Southeastern Section - 67th Annual Meeting - 2018

Paper No. 1-1
Presentation Time: 8:00 AM

QUATERNARY GEOLOGY OF THE GULF INTRACOASTAL WATERWAY, WALTON AND BAY COUNTIES, NORTHWEST FLORIDA


BRYAN, Jonathan R., Natural Sciences, Northwest Florida State College, 100 College Blvd., Niceville, FL 32578 and MEANS, Guy, Florida Geological Survey, 3000 Commonwealth Boulevard, Suite 1, Tallahassee, FL 32303

The Choctawhatchee Bay to West Bay section of the Gulf Intracoastal Waterway in Walton and Bay counties of northwest Florida contains an exceptional sequence of up to 16 meters (52 feet) of Late Pleistocene and early Holocene strata for most of its length of ~24 kilometers (15 miles). The shore-parallel to oblique-downdip orientation of the canal exposes a variety of coastal facies that archive late Quaternary sea level and environmental change. Currently mapped as undifferentiated Quaternary (Qu) on the 2001 state geologic map, it is hoped that the study of this extended outcrop will result in the designation of formal lithostratigraphic units, and also contribute to the revised surficial geologic map of Florida now in progress.

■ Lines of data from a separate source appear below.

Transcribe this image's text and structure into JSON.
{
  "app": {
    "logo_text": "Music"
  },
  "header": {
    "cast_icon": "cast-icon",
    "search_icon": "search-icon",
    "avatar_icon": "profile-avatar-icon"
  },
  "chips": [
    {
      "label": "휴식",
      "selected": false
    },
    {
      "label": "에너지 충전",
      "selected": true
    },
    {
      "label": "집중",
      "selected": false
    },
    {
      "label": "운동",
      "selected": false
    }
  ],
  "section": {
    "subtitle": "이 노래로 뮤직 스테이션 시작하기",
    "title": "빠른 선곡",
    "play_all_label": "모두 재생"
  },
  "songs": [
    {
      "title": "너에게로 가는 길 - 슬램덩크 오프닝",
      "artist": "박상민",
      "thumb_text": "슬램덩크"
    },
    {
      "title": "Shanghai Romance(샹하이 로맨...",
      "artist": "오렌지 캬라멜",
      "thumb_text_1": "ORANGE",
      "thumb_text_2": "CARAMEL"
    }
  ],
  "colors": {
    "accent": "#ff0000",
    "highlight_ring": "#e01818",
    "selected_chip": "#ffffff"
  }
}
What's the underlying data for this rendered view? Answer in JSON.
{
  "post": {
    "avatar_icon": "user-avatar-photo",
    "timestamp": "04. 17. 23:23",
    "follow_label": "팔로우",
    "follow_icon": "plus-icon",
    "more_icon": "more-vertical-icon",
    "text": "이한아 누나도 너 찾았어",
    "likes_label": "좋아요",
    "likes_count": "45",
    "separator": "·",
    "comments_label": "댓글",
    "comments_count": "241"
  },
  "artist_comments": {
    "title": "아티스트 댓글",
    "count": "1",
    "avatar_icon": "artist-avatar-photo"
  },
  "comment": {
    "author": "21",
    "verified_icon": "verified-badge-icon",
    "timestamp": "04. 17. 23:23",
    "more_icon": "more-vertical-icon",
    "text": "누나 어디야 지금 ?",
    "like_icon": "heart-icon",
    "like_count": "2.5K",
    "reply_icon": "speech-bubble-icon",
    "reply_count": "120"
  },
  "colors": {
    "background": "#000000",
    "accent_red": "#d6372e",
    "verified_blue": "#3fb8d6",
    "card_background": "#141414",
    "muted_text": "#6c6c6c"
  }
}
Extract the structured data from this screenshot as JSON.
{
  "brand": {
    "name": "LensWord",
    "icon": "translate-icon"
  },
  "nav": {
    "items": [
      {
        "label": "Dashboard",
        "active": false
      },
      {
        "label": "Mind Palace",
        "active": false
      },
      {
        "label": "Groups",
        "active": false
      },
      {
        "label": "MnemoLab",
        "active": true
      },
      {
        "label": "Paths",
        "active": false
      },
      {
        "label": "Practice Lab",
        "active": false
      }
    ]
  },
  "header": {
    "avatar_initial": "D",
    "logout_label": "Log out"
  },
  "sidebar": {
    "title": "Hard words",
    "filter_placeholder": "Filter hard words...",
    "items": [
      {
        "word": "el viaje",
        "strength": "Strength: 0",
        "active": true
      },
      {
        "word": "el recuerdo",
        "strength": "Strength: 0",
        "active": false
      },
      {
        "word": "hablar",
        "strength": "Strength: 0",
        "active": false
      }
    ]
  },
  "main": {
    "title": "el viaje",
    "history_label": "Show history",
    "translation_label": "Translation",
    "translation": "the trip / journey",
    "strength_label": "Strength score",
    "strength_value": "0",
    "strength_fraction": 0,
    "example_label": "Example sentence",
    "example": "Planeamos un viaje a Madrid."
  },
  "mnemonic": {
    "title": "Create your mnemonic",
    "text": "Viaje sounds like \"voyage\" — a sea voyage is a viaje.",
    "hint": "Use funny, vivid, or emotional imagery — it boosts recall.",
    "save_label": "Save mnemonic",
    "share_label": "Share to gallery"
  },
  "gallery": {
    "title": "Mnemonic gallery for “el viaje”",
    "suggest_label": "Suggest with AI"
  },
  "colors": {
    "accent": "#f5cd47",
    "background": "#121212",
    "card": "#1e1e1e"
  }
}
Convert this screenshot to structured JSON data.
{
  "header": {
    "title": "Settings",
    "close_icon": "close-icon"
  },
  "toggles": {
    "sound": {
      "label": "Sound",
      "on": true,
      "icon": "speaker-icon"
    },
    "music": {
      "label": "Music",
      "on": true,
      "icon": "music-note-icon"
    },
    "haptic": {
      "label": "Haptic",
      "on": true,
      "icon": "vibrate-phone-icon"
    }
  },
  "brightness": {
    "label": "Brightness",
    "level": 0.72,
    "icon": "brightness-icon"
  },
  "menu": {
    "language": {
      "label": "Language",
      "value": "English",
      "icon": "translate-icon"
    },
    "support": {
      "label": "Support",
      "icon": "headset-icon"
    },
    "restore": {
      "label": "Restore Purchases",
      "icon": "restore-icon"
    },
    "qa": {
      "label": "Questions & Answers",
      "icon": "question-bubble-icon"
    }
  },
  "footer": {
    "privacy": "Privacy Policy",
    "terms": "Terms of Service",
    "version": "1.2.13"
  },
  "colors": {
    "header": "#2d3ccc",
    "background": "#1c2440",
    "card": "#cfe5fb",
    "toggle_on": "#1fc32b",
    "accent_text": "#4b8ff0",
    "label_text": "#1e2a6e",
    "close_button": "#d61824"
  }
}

The section consists of a basal, ~7.5 meter-thick, humatic, medium quartz sand with common Ophiomorpha traces. The sand is overlain by a thin peat of variable thickness, with abundant sub-fossil logs. Above the peat is ~9 meters of medium to coarse, frosted, quartz sand, with large-scale cross stratification, abundant logs and stumps, and paleosols. Radiocarbon dating of two peat samples, and one humate sample, all yielded dates exceeding 43,500 BP (i.e., beyond 14C resolution). Pollen analysis of the peat shows an association of oak, wax myrtle, sedges, holly, pine (Pinus, 29%), cypress (Taxodium, 19%), white water lily (Nymphaea, 5.3%), and an unusual abundance of alder (Alnus, 16%, generally indicative of more temperate climates). 14C analysis of wood from the upper, dune facies yielded a date of 3,930 + 30 BP.

We interpret the humatic, Ophiomorpha-rich quartz sands as a shoreface facies from the Sangamonian Interglacial (~130-118 ka), when sea level was between 4-6 meters above present. The peat layer formed in a freshwater wetland with nearby pine-oak woodlands. The wetland must have developed sometime between the Sangamonian Interglacial and Wisconsin Glacial Maximum (18,000 BP), perhaps between ~100-50 ka, when sea level was variably between -40 to -90 meters below present. The humate is a powdery precipitate from the mixing of coastal, organic-rich surface water and groundwater (“blackwater”) with brackish or marine waters. The top layer is an eolian sand sheet with buried trees and paleosols of Holocene age (~ 4,000 years to present).